“Nice underwear,” her sister said. “Is it new?”
Eva pushed her sundress down. “Ma always told us to wear nice underwear in case we were in an accident.”
“I have a feeling even Ma didn’t envision you getting us stuck in the alley.”
Eva snorted. “Duck so I don’t hit you when I bring my legs over.” She rolled onto her back and swung her legs over the headrest.
“Okay, hug the door,” Gia said, and then gracefully slid into the back seat. She gave Eva a smug grin. “I’m telling you, you have to start coming to my yoga classes.”

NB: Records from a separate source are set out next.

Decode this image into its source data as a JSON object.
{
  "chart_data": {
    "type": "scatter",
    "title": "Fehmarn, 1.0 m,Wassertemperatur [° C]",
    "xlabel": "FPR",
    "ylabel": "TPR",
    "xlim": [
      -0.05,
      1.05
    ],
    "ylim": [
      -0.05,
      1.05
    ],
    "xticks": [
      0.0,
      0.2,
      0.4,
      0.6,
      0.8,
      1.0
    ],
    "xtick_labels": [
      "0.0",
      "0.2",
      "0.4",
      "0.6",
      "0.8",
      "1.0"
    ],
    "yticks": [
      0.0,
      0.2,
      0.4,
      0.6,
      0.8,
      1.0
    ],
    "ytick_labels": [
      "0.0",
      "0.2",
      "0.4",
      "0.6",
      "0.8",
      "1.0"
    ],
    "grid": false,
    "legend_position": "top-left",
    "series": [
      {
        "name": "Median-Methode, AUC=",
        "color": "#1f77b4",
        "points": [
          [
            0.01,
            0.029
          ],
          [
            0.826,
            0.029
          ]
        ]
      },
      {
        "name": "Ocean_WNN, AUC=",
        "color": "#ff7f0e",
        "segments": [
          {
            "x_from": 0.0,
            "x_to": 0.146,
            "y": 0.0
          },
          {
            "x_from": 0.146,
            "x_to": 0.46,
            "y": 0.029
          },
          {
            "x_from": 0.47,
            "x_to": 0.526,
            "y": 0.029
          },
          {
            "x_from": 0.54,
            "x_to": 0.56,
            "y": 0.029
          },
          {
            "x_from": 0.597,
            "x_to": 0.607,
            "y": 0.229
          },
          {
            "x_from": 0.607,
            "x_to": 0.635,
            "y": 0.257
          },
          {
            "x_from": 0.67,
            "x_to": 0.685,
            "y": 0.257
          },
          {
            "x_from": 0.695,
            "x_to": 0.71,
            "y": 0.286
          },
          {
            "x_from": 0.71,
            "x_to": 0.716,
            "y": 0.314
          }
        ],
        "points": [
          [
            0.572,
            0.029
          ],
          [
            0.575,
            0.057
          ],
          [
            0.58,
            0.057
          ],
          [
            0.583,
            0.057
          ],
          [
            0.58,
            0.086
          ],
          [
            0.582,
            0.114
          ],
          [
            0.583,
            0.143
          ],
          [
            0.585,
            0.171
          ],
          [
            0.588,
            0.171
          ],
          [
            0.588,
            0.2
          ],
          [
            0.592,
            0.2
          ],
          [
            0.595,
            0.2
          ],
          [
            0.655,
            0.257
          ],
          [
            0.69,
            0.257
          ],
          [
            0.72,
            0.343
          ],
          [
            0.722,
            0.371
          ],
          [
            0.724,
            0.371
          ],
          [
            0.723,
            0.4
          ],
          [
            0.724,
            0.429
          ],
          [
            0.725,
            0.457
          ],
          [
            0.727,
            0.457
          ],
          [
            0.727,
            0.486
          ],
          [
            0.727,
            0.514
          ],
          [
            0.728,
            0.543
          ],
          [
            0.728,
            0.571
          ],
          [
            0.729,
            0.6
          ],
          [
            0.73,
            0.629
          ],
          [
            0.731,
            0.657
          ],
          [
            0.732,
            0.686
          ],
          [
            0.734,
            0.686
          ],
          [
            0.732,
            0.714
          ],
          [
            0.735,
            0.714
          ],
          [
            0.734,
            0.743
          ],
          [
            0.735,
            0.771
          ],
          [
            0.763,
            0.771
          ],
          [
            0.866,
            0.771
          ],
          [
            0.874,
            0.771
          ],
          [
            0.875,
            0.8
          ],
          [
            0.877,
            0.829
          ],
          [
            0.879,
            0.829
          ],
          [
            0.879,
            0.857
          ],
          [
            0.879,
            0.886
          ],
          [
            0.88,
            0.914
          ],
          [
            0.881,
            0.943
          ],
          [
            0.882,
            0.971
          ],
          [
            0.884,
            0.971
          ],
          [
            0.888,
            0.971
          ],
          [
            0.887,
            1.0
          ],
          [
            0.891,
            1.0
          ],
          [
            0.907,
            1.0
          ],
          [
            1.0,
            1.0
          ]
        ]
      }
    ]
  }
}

Three minutes later, they discovered the back doors wouldn’t open but there was enough room to get out the back windows. At least for Gia there was. Eva’s legs and butt were hanging out the window. Struggling to keep her dress from riding up with one hand while pushing herself the rest of the way out of the window with the other hand, she muttered at her sister, who’d gotten out of the window as easily as she’d gotten into the back seat. “G, what are you doing? I could use a hand here.”
Her sister’s head popped up in the open window on the other side of the car. “I dropped my purse, and my change fell out. Just give me a sec.”
“Leave it! I think we’ve drawn a crowd, and I can’t get out of the window.”
At that moment, large, warm hands that definitely didn’t belong to her sister settled on either side of Eva’s waist and a deep voice with a British accent said, “Mind your head.”
When Eva’s feet landed firmly on the ground, she leaned against James’s hard body and tilted her head back. “My hero.”
The corner of his mouth twitched, taking her back to Sunday night and their accidental kiss. She’d spent an inordinate amount of time during the dinner thinking about that kiss. It had thrown her off her breakup game as much as David bringing up Camilla had.
Eva needn’t have worried, though. David and Gavin had done a bang-up job without any help from her. And inviting Luke and his family had been an inspired idea. She hadn’t missed the way Lila’s gaze kept going to the table across from them, and neither had David.
“You do know that you just flashed half of Sunshine Bay and that several people had their phones out?”
She turned in his arms. “Good thing I was wearing nice underwear.” Over his shoulder, Eva spotted Johnny Wright, a guy she’d gone to school with and the owner of Surfside, glancing at his phone with a grin on his face. “Johnny, you better not put that up on the bar’s Instagram account.”
Johnny crossed his heart. “No way, babe. This is for my own personal use.”
She was pretty sure he was joking. “You need to start dating, Johnny. You really do.”
“You keep turning me down,” he said with a wink as he walked back into the bar.
“That really doesn’t bother you?” James asked.
She shrugged. “Why should it? My underwear covers more of me than half the women’s bathing suit bottoms do.”
“Half the women don’t look like you,” he muttered.
“Was that a compliment, James?”
He held her gaze, and she felt as she had the first time her mother left her in charge of the dinner service—flustered, afraid she wouldn’t get it right and it would end up a disaster.
She cleared the nerves from her throat and dragged her gaze from his, turning her head to get a look at the car. “My mother really is going to kill me.”
“I’ll take care of the car. You go deal with our daughter.”
“What’s wrong?”
“I think she has cold feet.”
Eva couldn’t help it. She smiled.
“On second thought, you take care of the car, and I’ll take care of Lila.”
“Don’t be silly. It’s the mother of the bride’s job to shop for the wedding dress, not the father of the bride’s.”
“If the mother of the bride wasn’t trying to sabotage the wedding, I’d agree with you.”